Shares surged +12.3% to $31.26 after hours as Super Micro Computer's Q3 fiscal 2026 earnings reframed the investment debate from "is this company profitable?" to "can it grow profitably?" The AI server maker posted non-GAAP EPS of $0.84 — blowing past the $0.63 consensus — while revenue of $10.2 billion fell roughly $2.2 billion short of the $12.39 billion Wall Street expected. The market's verdict: profits matter more than sales right now.
-
Margins Jumped by More Than Anyone Predicted, and That's the Real Story. Gross margin — the share of each sales dollar the company keeps after production costs — recovered to 9.9%, up sharply from 6.3% in Q2. Analysts at the London Stock Exchange Group had only expected a modest improvement to 6.72% . The nearly 360-basis-point beat signals that Supermicro stopped racing to the bottom on pricing and regained some control over its cost structure. CEO Charles Liang had previously pledged that "gross margin will start to improve quarter after quarter" — this print validates that promise for the first time.
-
The Revenue Miss Looks Bad on Paper, But Investors Are Choosing to Look Past It. Revenue fell $2.1 billion below the company's own guidance of at least $12.3 billion. Management had set Q3 guidance at net sales of at least $12.3 billion . Heavy reliance on a few huge customers had earlier squeezed margins and increased unpaid customer bills, while rapid scaling caused working capital and inventory strain . The stock's positive reaction suggests traders believe the shortfall reflects timing — orders delayed, not canceled — rather than a demand problem.
-
Legal Clouds Still Hang Over a Cheap Stock.
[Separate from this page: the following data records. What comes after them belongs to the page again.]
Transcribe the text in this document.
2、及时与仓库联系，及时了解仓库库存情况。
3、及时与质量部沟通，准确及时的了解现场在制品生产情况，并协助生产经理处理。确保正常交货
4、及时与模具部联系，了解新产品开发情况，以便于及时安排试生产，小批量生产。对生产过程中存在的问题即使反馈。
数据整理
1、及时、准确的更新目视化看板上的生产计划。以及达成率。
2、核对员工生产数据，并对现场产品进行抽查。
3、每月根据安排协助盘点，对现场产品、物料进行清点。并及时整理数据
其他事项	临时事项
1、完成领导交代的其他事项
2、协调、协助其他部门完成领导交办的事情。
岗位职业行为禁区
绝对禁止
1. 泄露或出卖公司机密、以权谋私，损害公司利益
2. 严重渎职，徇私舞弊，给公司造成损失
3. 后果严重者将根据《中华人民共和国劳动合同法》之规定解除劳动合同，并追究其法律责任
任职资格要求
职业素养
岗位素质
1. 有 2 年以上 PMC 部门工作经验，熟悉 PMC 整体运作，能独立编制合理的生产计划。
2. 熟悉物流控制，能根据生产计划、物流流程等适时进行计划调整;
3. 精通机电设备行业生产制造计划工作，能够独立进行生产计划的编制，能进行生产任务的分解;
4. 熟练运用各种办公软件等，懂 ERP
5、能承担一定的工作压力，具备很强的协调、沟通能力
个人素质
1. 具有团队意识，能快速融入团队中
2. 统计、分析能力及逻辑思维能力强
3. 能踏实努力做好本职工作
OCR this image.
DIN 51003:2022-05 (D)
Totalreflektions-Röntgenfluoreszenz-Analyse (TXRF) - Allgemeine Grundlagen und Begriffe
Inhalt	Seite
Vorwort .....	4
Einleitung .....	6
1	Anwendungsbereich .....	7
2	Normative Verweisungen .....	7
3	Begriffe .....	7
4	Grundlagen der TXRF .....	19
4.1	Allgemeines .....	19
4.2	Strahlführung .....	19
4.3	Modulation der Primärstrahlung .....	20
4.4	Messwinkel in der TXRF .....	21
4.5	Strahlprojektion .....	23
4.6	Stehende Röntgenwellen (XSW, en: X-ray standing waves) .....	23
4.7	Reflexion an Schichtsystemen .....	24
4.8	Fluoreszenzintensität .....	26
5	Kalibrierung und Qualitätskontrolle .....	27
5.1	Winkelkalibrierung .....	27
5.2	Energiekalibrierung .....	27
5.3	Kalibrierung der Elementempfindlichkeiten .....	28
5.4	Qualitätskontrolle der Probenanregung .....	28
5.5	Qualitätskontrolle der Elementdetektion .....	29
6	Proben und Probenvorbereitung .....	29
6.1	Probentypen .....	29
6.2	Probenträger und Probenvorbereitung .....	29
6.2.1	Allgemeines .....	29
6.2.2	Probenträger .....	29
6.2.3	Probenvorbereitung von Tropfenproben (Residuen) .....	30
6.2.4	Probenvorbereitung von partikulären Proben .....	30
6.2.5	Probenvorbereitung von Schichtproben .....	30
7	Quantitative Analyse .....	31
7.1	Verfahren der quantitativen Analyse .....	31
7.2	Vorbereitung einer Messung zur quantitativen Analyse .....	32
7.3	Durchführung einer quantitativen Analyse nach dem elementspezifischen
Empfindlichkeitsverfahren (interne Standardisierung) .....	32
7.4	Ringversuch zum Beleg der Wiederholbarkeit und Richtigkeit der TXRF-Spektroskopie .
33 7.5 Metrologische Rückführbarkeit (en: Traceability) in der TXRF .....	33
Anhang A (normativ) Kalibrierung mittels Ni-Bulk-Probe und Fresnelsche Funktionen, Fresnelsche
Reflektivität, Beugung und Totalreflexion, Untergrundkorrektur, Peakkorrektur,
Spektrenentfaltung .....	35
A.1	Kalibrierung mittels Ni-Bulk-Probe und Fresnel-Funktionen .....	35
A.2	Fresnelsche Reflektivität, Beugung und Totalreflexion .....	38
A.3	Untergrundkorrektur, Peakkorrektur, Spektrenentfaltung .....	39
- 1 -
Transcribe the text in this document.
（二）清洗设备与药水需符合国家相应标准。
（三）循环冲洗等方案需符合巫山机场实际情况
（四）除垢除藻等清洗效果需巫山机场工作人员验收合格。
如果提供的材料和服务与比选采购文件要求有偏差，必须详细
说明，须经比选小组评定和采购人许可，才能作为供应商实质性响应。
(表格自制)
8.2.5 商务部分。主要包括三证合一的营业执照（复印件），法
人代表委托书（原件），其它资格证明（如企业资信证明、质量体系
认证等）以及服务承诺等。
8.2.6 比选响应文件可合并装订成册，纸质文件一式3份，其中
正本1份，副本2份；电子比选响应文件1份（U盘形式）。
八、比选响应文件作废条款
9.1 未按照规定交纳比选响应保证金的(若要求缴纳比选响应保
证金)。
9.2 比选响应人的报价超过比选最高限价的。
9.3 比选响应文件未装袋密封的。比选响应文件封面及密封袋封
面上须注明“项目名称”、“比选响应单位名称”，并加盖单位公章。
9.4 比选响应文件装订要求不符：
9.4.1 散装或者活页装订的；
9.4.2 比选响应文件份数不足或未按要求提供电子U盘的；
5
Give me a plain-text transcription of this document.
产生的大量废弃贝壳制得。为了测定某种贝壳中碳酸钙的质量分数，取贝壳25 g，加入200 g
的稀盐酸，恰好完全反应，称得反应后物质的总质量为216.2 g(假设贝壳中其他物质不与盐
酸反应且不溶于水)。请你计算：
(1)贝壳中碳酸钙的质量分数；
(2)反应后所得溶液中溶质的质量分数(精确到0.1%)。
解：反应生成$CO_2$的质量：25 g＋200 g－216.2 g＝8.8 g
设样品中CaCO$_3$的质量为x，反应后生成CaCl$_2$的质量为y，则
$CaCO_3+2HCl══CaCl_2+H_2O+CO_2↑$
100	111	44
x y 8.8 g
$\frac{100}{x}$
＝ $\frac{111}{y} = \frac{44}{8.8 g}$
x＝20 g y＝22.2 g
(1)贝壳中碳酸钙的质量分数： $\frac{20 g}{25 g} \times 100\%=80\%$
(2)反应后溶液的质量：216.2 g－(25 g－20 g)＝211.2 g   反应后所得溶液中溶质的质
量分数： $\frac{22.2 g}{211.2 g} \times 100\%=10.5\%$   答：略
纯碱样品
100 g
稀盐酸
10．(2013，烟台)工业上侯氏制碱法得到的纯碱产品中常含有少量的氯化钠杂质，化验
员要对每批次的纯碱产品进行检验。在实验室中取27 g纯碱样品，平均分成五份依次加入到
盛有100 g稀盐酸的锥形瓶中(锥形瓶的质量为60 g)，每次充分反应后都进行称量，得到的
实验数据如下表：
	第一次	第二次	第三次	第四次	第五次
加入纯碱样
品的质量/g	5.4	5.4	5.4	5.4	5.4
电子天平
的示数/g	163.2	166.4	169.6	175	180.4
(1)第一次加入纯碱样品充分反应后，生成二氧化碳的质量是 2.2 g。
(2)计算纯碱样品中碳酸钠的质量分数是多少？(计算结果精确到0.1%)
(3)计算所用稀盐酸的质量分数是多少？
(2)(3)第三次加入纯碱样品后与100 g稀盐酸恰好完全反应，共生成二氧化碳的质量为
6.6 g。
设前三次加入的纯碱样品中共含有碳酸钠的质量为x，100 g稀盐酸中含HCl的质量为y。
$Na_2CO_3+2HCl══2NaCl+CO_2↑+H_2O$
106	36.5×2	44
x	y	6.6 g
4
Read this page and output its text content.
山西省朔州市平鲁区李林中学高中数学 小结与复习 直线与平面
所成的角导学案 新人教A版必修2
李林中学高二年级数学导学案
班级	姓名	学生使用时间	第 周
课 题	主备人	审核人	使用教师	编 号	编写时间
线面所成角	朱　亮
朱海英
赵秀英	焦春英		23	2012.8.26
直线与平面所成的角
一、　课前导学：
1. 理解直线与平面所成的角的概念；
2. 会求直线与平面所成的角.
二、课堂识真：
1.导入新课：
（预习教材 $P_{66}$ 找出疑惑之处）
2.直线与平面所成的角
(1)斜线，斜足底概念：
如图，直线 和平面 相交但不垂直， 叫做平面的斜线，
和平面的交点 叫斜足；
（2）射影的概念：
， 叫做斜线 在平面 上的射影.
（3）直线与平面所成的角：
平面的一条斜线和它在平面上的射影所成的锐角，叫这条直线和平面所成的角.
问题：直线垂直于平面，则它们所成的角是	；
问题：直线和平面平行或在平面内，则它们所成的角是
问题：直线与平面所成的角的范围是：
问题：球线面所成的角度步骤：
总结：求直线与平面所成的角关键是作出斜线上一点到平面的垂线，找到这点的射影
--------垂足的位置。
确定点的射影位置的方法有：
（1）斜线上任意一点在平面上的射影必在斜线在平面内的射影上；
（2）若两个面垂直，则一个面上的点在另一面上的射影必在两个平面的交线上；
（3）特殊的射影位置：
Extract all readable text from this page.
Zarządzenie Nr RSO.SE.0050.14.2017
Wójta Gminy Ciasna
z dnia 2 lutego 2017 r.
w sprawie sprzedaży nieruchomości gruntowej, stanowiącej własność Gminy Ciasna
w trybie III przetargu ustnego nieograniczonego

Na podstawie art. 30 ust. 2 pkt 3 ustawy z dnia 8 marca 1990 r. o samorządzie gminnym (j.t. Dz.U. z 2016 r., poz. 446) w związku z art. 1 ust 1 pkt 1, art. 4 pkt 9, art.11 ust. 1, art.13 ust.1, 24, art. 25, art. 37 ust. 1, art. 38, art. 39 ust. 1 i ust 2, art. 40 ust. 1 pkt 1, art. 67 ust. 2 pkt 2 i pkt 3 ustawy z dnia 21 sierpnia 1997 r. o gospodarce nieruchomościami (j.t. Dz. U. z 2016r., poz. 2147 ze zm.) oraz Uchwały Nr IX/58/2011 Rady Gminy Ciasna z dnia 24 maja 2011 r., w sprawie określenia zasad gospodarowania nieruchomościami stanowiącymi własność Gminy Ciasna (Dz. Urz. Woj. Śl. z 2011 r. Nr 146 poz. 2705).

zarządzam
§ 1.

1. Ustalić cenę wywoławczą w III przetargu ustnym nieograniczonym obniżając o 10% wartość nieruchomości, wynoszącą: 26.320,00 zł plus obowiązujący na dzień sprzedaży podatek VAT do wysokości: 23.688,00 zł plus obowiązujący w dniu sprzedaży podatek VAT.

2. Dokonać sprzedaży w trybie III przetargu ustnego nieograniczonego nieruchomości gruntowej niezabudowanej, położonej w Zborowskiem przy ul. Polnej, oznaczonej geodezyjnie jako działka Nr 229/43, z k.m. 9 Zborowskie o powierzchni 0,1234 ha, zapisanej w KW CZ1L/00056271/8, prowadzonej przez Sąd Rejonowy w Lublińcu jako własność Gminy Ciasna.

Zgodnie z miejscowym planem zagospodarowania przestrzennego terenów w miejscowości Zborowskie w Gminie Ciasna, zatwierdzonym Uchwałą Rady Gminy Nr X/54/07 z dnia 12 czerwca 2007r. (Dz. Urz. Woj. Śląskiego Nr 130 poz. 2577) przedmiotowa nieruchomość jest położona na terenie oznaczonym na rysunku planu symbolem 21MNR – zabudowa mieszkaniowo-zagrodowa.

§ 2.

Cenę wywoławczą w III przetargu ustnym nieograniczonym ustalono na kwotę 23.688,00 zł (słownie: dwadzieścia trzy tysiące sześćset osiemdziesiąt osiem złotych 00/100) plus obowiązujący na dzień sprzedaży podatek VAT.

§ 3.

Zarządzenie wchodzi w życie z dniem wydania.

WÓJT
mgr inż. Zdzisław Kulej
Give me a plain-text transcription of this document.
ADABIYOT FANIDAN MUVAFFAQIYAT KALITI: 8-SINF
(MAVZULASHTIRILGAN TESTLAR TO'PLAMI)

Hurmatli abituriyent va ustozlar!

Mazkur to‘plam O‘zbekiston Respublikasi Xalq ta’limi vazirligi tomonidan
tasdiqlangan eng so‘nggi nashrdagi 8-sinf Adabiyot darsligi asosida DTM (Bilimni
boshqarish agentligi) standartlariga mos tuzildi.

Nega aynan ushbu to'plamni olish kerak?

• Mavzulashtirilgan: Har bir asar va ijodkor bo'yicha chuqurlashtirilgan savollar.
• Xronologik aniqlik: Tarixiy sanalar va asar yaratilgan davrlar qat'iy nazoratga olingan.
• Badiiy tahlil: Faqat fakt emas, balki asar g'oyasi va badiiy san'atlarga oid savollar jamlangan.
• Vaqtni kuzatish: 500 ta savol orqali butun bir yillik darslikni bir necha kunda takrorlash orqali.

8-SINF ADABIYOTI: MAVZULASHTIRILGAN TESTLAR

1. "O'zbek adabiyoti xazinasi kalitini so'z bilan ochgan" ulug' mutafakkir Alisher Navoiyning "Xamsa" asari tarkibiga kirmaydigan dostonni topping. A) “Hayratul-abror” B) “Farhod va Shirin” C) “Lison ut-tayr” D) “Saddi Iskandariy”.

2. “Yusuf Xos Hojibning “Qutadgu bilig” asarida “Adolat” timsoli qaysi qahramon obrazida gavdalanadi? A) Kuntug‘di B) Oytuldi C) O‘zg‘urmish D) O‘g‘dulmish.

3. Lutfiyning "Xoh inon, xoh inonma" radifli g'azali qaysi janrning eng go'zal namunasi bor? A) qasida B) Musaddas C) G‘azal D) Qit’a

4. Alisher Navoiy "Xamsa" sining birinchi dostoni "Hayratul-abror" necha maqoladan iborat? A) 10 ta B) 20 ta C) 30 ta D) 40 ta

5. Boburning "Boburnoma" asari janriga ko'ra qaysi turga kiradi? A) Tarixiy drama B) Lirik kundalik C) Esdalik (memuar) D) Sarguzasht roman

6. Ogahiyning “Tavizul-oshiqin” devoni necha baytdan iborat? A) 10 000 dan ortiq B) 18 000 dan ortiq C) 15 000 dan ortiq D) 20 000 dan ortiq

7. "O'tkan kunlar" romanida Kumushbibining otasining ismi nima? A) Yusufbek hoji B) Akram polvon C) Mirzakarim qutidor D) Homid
Shareholders filed a class-action lawsuit alleging SMCI sold $2.5 billion worth of servers to Chinese customers in violation of U.S. export controls . Co-founder Wally Liaw resigned from the board in March 2026 after an export-control indictment involving former associates . Reports have also circulated about the loss of a material contract with Oracle . At roughly $31, the stock still sits about 50% below its 52-week high of $62.36, meaning legal risk remains deeply embedded in the price.
-
The $40 Billion Full-Year Target Now Looks Like a Stretch. SMCI's fiscal 2026 revenue target is at least $40 billion . Through three quarters — with Q1 at $5B, Q2 at $12.7B, and Q3 at $10.2B — the company has booked roughly $27.9 billion, meaning Q4 would need to hit at least $12.1 billion to deliver on that promise. One more revenue miss, and the credibility narrative reignites.